Kemuliaan masyarakat akan bersemi apabila anggota masyarakat mau melaksanakan ajaran Islam, sehingga tersedia lingkungan yang sehat yang mengeleminasi gejolak perseteruan dan konflik sosial. Contoh yang tampak sederhana, tetapi sesungguhnya merupakan bibit dari setiap perselisihan sosial, diungkapkan oleh al-Qur’an, yakni meremehkan dan mencaci orang lain. Dua hal itu merupakan contoh dari benih kejahatan sosial. Perlu diperhatikan pula bahwa mengucapkan suatu kata apapun atau melakukan suatu tindakan apapun yang bisa meretakkan persaudaraan sesama muslim adalah perbuatan yang terlarang.

Ayat yang tertuju kepada kaum beriman ini mengajarkan agar menjauhkan diri dari mencaci saudara seiman mereka. Adalah tidak pantas menilai hati dan tindakan mereka yang berakhir pada ekspresi peremehan dan pencelaan. Sebab, boleh jadi, mereka yang di cemooh dan dihina itu mungkin lebih baik dari pada yang menghinanya. Wanita yang beriman secara keras dilarang mencaci wanita lain dan melemparkan komentar sinis dan buruk terhadap mereka, karena mereka tidak mengetahui keunggulan orang yang dicaci dan diejek itu.

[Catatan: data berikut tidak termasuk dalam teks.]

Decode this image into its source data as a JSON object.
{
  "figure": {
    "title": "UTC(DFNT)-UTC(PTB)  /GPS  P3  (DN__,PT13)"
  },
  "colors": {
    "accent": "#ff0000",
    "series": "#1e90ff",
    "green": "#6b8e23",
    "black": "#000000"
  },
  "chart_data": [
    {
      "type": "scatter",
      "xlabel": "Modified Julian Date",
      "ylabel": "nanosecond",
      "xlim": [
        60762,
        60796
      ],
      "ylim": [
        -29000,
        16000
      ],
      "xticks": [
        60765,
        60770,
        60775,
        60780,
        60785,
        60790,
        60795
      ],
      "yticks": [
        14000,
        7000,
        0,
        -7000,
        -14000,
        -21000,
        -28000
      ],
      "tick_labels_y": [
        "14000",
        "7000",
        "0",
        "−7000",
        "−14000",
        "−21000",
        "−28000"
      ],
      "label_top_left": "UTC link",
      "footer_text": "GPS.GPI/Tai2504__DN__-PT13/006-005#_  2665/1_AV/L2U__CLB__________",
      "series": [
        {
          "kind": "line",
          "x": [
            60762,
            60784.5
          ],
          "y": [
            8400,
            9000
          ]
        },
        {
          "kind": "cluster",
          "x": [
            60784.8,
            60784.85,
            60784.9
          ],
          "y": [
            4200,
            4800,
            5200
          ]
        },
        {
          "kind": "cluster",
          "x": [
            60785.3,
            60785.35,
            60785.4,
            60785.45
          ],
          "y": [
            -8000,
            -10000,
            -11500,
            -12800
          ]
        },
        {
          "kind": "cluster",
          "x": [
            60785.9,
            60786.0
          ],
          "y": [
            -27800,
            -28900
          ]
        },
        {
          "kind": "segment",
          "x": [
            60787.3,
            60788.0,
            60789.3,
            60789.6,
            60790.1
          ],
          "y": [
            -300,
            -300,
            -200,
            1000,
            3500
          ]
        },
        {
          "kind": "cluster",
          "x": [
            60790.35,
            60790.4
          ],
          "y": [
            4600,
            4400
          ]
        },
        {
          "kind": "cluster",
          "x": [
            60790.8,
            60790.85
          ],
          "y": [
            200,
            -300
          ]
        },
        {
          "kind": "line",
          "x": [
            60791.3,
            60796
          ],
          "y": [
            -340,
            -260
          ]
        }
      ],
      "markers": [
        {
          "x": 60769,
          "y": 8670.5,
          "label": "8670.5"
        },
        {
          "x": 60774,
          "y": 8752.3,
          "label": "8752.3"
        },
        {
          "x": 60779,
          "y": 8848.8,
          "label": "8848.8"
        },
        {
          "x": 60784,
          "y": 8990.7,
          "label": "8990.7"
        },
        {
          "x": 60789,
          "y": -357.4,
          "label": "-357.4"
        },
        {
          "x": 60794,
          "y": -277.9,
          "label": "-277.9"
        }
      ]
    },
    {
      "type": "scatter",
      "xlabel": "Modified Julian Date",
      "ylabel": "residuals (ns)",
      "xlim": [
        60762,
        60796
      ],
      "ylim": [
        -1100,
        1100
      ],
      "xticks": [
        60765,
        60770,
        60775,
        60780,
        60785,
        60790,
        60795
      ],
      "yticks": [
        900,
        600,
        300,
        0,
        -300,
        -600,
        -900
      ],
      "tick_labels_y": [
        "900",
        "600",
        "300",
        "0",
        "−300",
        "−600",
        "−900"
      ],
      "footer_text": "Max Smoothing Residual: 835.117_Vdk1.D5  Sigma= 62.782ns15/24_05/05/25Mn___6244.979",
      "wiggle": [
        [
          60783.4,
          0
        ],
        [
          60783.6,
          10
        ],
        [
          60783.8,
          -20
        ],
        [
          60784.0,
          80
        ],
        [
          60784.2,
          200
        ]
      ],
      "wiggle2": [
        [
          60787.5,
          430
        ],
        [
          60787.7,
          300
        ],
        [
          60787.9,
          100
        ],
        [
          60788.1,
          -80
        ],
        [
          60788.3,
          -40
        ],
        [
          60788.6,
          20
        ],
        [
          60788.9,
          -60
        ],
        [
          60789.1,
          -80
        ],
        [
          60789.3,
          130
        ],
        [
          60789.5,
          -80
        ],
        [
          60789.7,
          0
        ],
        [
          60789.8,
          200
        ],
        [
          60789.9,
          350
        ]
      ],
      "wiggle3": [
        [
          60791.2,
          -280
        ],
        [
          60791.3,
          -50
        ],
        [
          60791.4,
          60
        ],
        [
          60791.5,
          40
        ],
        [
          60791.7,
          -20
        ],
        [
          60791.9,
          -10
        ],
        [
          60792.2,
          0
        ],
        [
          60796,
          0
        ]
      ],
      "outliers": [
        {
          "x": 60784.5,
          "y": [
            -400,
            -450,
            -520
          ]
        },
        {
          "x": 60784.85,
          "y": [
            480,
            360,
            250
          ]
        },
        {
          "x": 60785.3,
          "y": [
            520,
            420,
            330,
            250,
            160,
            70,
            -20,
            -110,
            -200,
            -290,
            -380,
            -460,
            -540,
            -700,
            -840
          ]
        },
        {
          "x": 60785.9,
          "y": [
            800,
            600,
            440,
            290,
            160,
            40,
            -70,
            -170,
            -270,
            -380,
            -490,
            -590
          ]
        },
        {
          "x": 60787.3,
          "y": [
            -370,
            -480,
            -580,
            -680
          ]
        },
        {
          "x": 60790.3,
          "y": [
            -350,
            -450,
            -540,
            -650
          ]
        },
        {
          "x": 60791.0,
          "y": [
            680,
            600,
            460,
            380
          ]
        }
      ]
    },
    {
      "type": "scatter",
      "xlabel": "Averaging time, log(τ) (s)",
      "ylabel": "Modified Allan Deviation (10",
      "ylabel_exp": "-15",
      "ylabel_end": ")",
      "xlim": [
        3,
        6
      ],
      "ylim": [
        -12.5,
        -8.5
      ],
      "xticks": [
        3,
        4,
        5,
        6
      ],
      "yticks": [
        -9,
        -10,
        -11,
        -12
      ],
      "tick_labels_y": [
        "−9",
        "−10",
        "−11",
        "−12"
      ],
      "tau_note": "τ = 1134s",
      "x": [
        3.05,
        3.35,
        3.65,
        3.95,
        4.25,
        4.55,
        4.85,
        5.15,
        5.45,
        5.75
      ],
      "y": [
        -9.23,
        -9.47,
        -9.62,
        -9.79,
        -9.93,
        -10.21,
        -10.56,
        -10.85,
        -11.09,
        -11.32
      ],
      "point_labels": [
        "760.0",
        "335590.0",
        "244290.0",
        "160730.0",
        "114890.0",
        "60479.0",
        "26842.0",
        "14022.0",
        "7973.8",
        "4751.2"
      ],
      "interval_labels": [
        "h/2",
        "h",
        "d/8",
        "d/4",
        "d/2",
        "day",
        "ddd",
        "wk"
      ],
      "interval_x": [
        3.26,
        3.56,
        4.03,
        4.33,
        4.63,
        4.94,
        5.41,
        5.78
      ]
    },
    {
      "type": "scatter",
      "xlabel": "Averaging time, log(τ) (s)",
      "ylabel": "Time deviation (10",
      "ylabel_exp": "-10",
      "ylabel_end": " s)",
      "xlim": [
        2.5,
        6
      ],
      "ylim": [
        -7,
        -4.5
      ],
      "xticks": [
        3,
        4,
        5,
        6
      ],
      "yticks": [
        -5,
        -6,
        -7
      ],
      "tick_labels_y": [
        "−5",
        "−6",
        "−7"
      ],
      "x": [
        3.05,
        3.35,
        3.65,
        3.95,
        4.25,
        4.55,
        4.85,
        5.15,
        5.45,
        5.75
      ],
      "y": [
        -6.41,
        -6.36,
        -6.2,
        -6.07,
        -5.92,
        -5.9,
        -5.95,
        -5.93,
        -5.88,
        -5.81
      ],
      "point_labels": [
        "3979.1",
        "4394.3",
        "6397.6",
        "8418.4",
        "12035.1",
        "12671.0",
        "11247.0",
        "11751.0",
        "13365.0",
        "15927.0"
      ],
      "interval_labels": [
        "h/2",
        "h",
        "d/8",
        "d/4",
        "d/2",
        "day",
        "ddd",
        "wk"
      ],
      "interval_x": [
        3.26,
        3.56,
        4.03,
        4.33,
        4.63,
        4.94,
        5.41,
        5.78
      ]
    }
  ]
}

Ayat ini memberi bimbingan dan nasehat bagi kaum muslim dengan menyatakan bahwa alih-alih mereka bermaksut untuk mencemooh seseorang, mengekspos kesalahannya, menghina atau mencelanya atau memiliki pikirang buruk tentang saudara seagamanya itu, akan lebih baik apabila mereka mempertimbangkan perbuatannya sendiri.

Apabila seorang muslim mendahulukan untuk merenungkan tentang kekurangan diri dan perbuatannya maka dia akan menyadari bagaimana semestinya bersikap. Bahkan, sekalipun dia kebetulan tidak pernah berbuat kesalahan, atau merasa puas dengan keadaan dirinya-baik secara jasmani atau rohani-maka mencemooh orang-orang beriman tetap saja merupakan sebuah kesalahan yang paling tercela. Dengan kesadaran itu, dia dapat mengambil langkah-langkah berbaikan diri dan menahan dirinya dari menghina dan mencari-cari kesalahan orang lain. (mukhayya-red).